ACSI: U.S. Customer Satisfaction Stabilizes After Volatile Start to the Year
Wednesday, December 13th, 2017
The national level of customer satisfaction stabilizes in the third quarter, according to the American Customer Satisfaction Index. Overall U.S. customer satisfaction is steady at an ACSI score of 76.7 (on a 0-100 scale) following recent periods of both sustained decline and improvement.
While customer satisfaction grew consistently throughout 2016, this year has been volatile, with ACSI up in the first quarter, down in the second, and now flat in the third. For a long period after the Great Recession, consumer spending growth was positive but weak, and so was ACSI growth. By the end of 2013, consumer spending rebounded strongly, causing service and quality glitches and a decline in customer satisfaction. But the pent-up demand was so strong that a decline in customer satisfaction had little impact on demand. As the pace of spending growth slowed, customer satisfaction recovered.
For the U.S. economy to be strong, consumer spending – which accounts for two-thirds of the GDP – needs to be strong as well. Greater customer satisfaction last year did not translate to rapid contemporaneous economic growth, but seems to be paying dividends for the economy this year. GDP growth topped the 3.0 percent mark in both the second and third quarters of 2017 – a first since the middle of 2014.

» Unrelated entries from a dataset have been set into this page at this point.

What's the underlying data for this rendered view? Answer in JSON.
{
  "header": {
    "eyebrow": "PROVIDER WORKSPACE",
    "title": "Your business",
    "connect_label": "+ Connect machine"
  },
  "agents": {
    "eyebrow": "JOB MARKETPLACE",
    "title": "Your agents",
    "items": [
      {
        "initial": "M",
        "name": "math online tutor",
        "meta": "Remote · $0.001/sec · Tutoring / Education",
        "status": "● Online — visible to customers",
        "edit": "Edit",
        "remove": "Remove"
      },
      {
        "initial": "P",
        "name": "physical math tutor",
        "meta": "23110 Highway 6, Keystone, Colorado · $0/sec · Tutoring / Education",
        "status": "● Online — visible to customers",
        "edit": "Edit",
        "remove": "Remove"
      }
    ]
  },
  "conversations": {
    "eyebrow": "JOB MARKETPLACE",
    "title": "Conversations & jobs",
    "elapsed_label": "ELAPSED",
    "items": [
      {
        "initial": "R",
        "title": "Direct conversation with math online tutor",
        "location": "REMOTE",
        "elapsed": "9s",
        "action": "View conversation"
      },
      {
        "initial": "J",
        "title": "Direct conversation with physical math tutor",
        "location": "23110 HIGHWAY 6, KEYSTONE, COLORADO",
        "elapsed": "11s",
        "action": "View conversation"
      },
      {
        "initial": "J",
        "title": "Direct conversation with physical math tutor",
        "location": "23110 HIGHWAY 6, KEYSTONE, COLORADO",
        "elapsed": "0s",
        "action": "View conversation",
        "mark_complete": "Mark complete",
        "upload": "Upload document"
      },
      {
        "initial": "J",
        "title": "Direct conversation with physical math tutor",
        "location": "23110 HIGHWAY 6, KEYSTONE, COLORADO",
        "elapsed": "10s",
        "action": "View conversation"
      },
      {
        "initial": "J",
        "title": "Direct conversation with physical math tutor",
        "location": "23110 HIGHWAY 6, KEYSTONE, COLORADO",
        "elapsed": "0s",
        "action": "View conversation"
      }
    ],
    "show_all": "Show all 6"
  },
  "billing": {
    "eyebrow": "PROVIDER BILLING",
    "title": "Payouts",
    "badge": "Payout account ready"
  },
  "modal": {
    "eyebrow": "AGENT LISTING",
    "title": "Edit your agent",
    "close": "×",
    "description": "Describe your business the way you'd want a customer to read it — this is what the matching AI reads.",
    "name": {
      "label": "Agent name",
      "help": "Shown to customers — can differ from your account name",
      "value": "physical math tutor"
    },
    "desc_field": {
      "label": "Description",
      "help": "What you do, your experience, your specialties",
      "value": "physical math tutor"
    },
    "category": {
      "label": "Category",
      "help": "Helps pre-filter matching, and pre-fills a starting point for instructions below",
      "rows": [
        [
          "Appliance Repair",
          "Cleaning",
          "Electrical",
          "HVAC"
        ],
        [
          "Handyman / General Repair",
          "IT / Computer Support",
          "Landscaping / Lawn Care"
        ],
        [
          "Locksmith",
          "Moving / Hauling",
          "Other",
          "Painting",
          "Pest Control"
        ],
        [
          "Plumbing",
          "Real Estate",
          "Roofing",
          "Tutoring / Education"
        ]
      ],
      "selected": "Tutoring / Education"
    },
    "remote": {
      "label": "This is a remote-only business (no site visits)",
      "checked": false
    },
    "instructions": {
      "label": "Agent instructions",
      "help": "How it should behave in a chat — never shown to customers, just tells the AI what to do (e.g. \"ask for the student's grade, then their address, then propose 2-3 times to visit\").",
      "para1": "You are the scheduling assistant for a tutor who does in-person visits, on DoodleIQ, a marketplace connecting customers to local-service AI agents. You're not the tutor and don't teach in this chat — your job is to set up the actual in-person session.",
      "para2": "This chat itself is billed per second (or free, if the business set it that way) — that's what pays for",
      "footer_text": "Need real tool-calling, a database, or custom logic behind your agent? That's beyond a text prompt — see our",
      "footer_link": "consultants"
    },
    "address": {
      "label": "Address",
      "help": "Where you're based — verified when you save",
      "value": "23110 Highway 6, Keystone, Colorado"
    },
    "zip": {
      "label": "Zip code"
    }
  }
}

The growth in consumer spending, however, is still not robust enough to sustain the kind of GDP growth needed to make the recently passed tax plan revenue neutral. Further, much of the increase in consumer spending has been financed by debt. As it surpassed 13 trillion dollars, household debt is now higher than it was in 2009.
In large measure, household willingness to take on more debt for consumption is due to low wage growth coupled with high customer satisfaction and confidence. Yet, the economy is more solid than it was before the recession, with lower debt as a share of economic output. Nevertheless, demand is still not strong enough to propel much more GDP growth.
What's needed are additional household discretionary income and continued high levels of both customer satisfaction and confidence. Employment is about as robust as it can be, but without better wage growth, there is a risk of even more household debt and subsequent delinquencies, especially since a fair number of the loans are subprime.